Besides activities to demand safe working environments and safety regulations that actually keep the workers safe, workers at General Electric took their demands up to a much higher level altogether. They walked off their work to demand that GE make ventilators; the ventilators that hospitals all around the US and the world need to save lives.

These are just a few examples of the spontaneous and empowering activities the working class is taking for itself. Instead of continuing to work quietly, obeying the bosses, both on the shop floor and in the halls of the legislatures, workers have decided to use their most precious weapon and strike in service of themselves and society at large. Directly confronting their bosses’ obsession with profit above everything and everybody else, workers are downing tools to put pressure on their bosses and the government to deal with their needs and not just with the needs of big businesses and banks.

What way forward?

Building on those highly motivating actions, what could the US working class do to support, defend and enlarge these spontaneous reactions from US workers? As we have written in several articles regarding the powerful teachers’ strikes, now is the time to organize our activities not only on a local level, but nationally. As workers in Italy showed us, in a time of massive turmoil and state repression, the working class is able to organize even general strikes to fight for their demands. Such national mobilizations do more than protect us from aggressions from our bosses and the authorities, they also help us to build solidarity and support within our class and also within society at large, Especially at a time when the bourgeoisie and its authorities are playing the “patriotic”, and the “we are all in this together”, cards, strike actions like this can put pressure on the ruling elite to actually take actions that benefit the rest of us and not just the wealthy and powerful.

As revolutionary socialists, we also call on the existing organizations of the working class and those that claim to work in their interest to support this struggle. The trade unions as well as the organisations like the Democratic Socialists of America (DSA) and Labor Notes should be at the forefront of building up such a movement, organizing debates on a local, regional and national level to work out an action-program to solve the Covid-19 crisis. This action-program should then be used as a guideline for the struggles in every region of the country and also beyond. As the Covid-19 crisis shows us daily, this is a crisis that can only be resolved by an international strategy.

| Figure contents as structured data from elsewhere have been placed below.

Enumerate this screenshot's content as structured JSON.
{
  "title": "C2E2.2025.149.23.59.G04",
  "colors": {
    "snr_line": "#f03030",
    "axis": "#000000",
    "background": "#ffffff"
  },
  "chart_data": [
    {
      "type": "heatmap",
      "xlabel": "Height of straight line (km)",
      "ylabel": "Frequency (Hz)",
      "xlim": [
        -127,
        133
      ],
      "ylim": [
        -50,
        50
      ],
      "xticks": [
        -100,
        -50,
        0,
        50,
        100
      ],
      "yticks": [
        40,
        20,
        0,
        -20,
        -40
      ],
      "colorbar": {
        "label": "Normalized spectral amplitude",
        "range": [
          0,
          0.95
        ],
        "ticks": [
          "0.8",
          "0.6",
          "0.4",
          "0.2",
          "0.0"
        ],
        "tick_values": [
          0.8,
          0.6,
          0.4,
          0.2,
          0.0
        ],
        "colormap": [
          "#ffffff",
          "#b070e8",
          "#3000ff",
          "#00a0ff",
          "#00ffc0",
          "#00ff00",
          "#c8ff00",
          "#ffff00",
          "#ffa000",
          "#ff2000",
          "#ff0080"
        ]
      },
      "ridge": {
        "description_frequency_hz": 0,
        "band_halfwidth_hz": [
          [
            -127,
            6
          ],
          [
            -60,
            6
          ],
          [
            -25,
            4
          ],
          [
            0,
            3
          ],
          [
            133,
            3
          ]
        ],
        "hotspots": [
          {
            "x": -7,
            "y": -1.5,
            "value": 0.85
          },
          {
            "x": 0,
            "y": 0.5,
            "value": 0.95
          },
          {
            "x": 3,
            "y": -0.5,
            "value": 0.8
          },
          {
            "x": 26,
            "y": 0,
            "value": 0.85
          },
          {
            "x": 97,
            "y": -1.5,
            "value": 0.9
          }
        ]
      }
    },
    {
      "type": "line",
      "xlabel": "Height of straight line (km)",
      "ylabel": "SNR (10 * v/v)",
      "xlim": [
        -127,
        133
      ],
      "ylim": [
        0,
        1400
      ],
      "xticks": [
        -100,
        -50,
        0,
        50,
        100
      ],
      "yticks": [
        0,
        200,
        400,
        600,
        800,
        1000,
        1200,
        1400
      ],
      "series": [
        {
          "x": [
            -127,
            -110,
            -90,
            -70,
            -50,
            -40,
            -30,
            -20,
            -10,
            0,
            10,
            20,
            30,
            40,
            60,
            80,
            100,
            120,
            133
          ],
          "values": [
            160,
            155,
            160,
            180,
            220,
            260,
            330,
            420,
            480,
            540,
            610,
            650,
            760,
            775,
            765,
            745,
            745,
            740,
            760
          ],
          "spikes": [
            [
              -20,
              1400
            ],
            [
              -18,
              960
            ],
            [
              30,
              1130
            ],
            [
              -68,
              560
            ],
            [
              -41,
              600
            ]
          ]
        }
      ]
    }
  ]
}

It is the leaders of the trade unions, the DSA and Labor Notes who are best placed to give a lead in building such action. We call on all the activists of those organisations to demand their leaders act, and act fast. If they do not want to lead our organizations in an effective way for everybody, they should be replaced with representatives that will. All of our steps should be guided by the principle: “With them when possible, without them when necessary!”

Such a movement based on regional action-committees and solidarity-committees organizing strike action, could be a firm foundation on which to build an even bigger and equally important structure. The US is facing an economic crisis; 3 million registered unemployed in just one week and the sharpest nose-dive on stock markets for decades show the scale and the speed with which it is coming. The working class needs a functioning structure to lead the coming battles: a worker’s party in which we, as revolutionary socialists, will fight and argue for a revolutionary way out of this crisis.